Mo takes a big mouthful of wine. “The Free Church of the Universal Kingdom. Officially they’re pre-millennial dispensationalists with a couple of extra twists, subtype: utterly barking and conflicted; oh hell. According to their party line Jesus was just there to set a good example, and we all have the ability to save ourselves. Who will be saved is predestined from the beginning of time, it’s their job to bring the Church militant to everybody on the planet by fire and the sword, and, er, it gets complicated real fast, in ever diminishing epicycles of crazy. I swear, the doctrinal differences between some of these schismatic churches are fractal . . . Anyway, the key insight you need to bear in mind is, they’re anti-birth control.
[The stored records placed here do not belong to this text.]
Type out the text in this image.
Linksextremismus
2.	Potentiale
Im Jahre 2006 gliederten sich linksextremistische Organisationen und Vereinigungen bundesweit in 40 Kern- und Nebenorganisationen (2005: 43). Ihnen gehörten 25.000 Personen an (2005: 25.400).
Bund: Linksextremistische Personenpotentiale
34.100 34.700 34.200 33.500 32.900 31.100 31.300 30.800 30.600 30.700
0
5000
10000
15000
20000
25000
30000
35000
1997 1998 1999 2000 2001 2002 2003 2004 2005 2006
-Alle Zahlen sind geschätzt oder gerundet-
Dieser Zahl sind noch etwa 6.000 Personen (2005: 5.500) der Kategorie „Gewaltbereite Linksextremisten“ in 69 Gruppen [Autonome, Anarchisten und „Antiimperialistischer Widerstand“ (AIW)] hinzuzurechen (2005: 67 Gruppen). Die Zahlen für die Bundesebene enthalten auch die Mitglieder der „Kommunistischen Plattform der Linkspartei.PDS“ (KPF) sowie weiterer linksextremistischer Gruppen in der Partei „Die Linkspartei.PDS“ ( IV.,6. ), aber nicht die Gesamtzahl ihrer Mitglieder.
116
Very anti-birth control, with overtones of accelerating the Second Coming by bringing more souls to Earth until Jesus can’t ignore their suffering anymore—is this ringing any bells yet?”
“You’re telling me they’re CASE NIGHTMARE GREEN groupies?”
Mo nods vigorously. “They’re mesmerized. What they believe doesn’t make sense in terms of traditional Christian theology, never mind real-world logic. That’s because the outer church is just a cover for something even weirder. The members we were monitoring were laboring under a really horrid glamour, level four or higher—I’m not sure.”